Trella Anna L, Zhang Kelly W, Nahum-Shani Inbal, Shetty Vivek, Doshi-Velez Finale, Murphy Susan A
School of Engineering and Applied Sciences, Harvard University, Cambridge, MA 02420, USA.
Institute for Social Research, University of Michigan, Ann Arbor, MI 48109, USA.
Algorithms. 2022 Aug;15(8). doi: 10.3390/a15080255. Epub 2022 Jul 22.

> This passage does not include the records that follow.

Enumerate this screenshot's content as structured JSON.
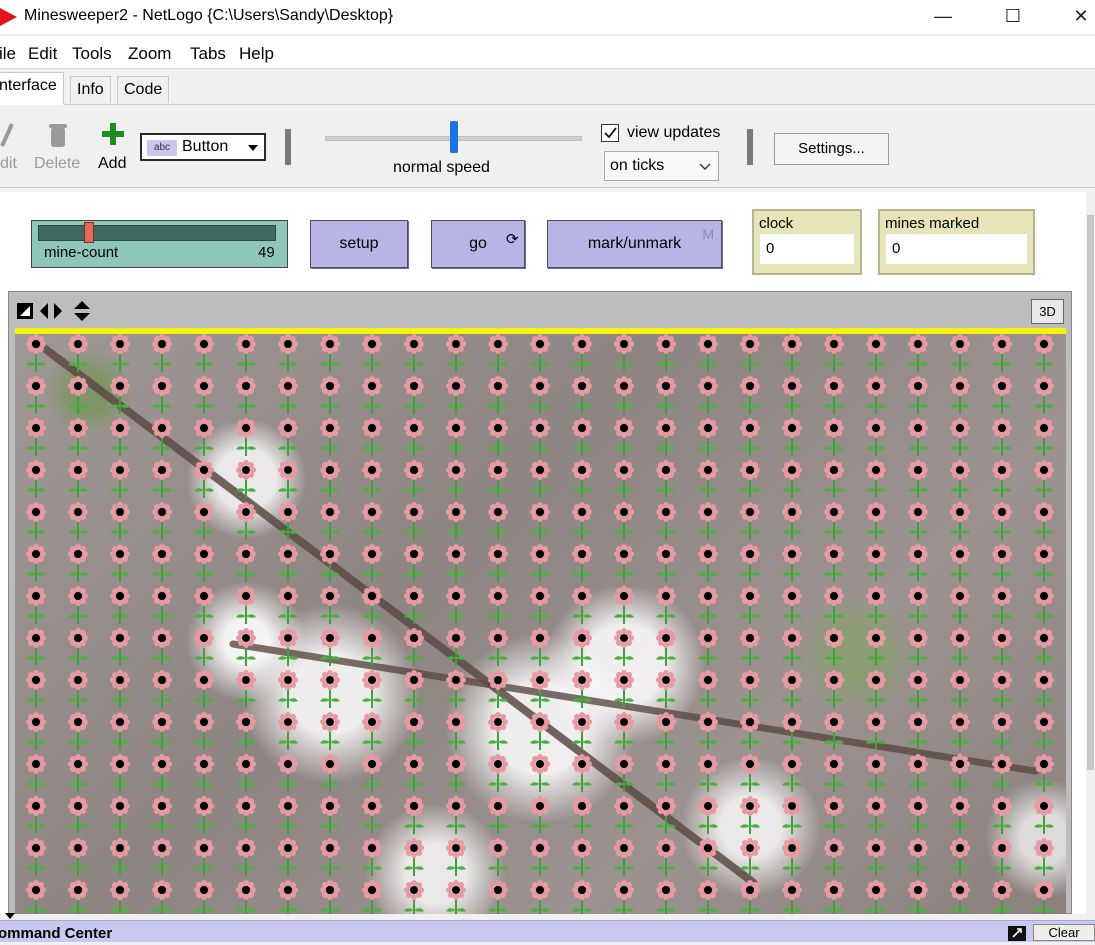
{
  "window": {
    "title": "Minesweeper2 - NetLogo {C:\\Users\\Sandy\\Desktop}",
    "minimize": "—",
    "maximize": "☐",
    "close": "✕"
  },
  "menu": [
    "ile",
    "Edit",
    "Tools",
    "Zoom",
    "Tabs",
    "Help"
  ],
  "tabs": [
    "nterface",
    "Info",
    "Code"
  ],
  "toolbar": {
    "edit_label": "dit",
    "delete_label": "Delete",
    "add_label": "Add",
    "widget_type": "Button",
    "widget_icon_text": "abc",
    "speed_label": "normal speed",
    "speed_level": 0.5,
    "view_updates_label": "view updates",
    "view_updates_checked": true,
    "update_mode": "on ticks",
    "settings_label": "Settings..."
  },
  "widgets": {
    "slider": {
      "name": "mine-count",
      "value": "49",
      "fraction": 0.2
    },
    "setup_label": "setup",
    "go_label": "go",
    "go_forever_icon": "⟳",
    "mark_label": "mark/unmark",
    "mark_key": "M",
    "clock": {
      "label": "clock",
      "value": "0"
    },
    "mines_marked": {
      "label": "mines marked",
      "value": "0"
    }
  },
  "view": {
    "three_d_label": "3D",
    "accent": "#f5f20e"
  },
  "command_center": {
    "title": "ommand Center",
    "clear_label": "Clear"
  },
  "colors": {
    "slider": "#8ec7ba",
    "button": "#b9b4e6",
    "monitor": "#e6e4b9",
    "flower_petal": "#e89aa3",
    "flower_stem": "#3aa33a"
  }
}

Online reinforcement learning (RL) algorithms are increasingly used to personalize digital interventions in the fields of mobile health and online education. Common challenges in designing and testing an RL algorithm in these settings include ensuring the RL algorithm can learn and run stably under real-time constraints, and accounting for the complexity of the environment, e.g., a lack of accurate mechanistic models for the user dynamics. To guide how one can tackle these challenges, we extend the PCS (predictability, computability, stability) framework, a data science framework that incorporates best practices from machine learning and statistics in supervised learning to the design of RL algorithms for the digital interventions setting. Furthermore, we provide guidelines on how to design simulation environments, a crucial tool for evaluating RL candidate algorithms using the PCS framework. We show how we used the PCS framework to design an RL algorithm for Oralytics, a mobile health study aiming to improve users' tooth-brushing behaviors through the personalized delivery of intervention messages. Oralytics will go into the field in late 2022.
在线强化学习(RL)算法越来越多地用于移动健康和在线教育领域的数字干预个性化。在这些环境中设计和测试RL算法的常见挑战包括确保RL算法能够在实时约束下稳定学习和运行,以及考虑环境的复杂性,例如缺乏用于用户动态的准确机制模型。为了指导如何应对这些挑战,我们扩展了PCS(可预测性、可计算性、稳定性)框架,这是一个数据科学框架,将监督学习中机器学习和统计学的最佳实践纳入数字干预设置的RL算法设计中。此外,我们提供了关于如何设计模拟环境的指南,模拟环境是使用PCS框架评估RL候选算法的关键工具。我们展示了如何使用PCS框架为Oralytics设计RL算法,Oralytics是一项移动健康研究,旨在通过个性化发送干预信息来改善用户的刷牙行为。Oralytics将于2022年底投入使用。